BaroDa, l’action artistique entre France et Mali

By / Florian Dacheux /

Porté par trois décennies d’action artistique entre France et Mali, Jean-Louis Sagot-Duvauroux dirige la compagnie BaroDa ainsi que le Théâtre de l’Arlequin à Morsang-sur-Orge. De créations en ateliers, ce scénariste et dramaturge mène un long combat en faveur de l’accès de tous aux arts de la scène. Rencontre en cette rentrée scolaire 2022.

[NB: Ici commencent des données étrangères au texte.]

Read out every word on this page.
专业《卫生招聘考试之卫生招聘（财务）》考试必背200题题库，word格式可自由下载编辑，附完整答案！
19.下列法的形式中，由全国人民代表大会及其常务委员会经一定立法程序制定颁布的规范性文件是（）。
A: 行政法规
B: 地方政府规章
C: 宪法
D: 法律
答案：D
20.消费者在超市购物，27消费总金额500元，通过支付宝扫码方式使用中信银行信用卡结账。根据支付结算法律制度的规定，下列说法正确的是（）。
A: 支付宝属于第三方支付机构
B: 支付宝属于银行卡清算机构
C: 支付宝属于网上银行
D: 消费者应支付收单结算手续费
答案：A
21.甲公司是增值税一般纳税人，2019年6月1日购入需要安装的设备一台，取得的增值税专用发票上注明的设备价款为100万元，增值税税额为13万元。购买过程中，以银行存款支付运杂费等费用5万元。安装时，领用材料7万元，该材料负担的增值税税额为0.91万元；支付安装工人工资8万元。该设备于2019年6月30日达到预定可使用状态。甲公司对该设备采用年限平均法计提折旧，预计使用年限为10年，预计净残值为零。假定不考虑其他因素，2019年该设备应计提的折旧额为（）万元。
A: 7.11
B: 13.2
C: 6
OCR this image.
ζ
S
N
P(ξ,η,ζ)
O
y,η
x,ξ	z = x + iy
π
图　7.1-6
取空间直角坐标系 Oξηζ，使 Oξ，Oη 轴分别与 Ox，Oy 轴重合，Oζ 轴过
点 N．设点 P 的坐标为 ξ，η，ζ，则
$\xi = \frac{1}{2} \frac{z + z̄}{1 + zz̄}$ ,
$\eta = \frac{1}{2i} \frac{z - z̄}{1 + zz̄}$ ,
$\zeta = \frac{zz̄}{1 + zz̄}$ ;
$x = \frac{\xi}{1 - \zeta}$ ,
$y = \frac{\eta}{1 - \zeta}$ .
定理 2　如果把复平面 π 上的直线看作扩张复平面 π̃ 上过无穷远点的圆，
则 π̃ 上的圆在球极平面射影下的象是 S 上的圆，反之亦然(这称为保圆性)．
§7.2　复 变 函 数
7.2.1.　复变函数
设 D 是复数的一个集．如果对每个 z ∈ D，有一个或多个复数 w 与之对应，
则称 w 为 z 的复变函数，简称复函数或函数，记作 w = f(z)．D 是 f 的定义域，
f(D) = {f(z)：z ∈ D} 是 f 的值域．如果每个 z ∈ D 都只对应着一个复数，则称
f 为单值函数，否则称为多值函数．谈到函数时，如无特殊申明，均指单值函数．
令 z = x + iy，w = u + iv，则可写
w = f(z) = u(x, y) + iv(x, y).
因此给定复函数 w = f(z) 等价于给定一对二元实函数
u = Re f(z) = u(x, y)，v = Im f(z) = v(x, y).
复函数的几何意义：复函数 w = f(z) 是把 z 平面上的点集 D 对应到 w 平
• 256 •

BaroDa, l’action artistique entre France et Mali

L’attachement qui lie Jean-Louis Sagot-Duvauroux au Mali fête cette année ses 50 bougies. Pour celui qui souhaitait devenir prêtre, l’aventure professionnelle commence par une première expérience comme enseignant au lycée Prosper-Kamara de Bamako de 1972 à 1974. Suivront six années comme rédacteur en chef de Droit et liberté, le mensuel du Mouvement contre le racisme et pour l’amitié entre les peuples (MRAP), avant le lancement en 1981 du magazine Différences. En parallèle, Jean-Louis est alors en charge pour le MRAP des actions de solidarité contre l’apartheid en Afrique du Sud. Autant de moments charnières qui conduiront cet auteur en gestation à la cocréation avec Pierre Sauvageot du spectacle Toussaint Louverture. Nous sommes en 1989 et Claude Moreau, metteur en scène, réunit pour cette œuvre des artistes africains, caribéens et français. Le spectacle, inscrit dans les commémorations du bicentenaire de la Révolution française, est créé sur la plage de Ngor, devant le sommet francophone de Dakar. « C’est vraiment cela qui m’a mis un pied dans le théâtre, raconte Jean-Louis. Quelques années plus tard, je propose au cinéaste malien Cheick Oumar Sissoko un scénario tiré de l’histoire de Jacob dans le premier livre de la Bible. » Intitulé La Genèse, ce long-métrage est retenu dans la sélection officielle Un certain regard du Festival de Cannes 1999. C’est sur ce tournage que Jean-Louis initie la création d’une compagnie de théâtre qui prend le nom de Mandéka Théâtre et à laquelle participent Habib Dembélé Guimba et Sotigui Kouyaté, plus tard rejoints par Alioune Ifra Ndiaye. Un stand up de kotéba (farces burlesques de satire social) joué par Habib Dembélé « Guimba », et une adaptation d’Antigone d’Anouilh ouvrent le bal. Habib Dembélé et Sotigui Kouyaté ne souhaitant pas poursuivre l’aventure du Mandéka, Alioune et Jean-Louis décident de créer la compagnie BlonBa. Nous sommes en 1998.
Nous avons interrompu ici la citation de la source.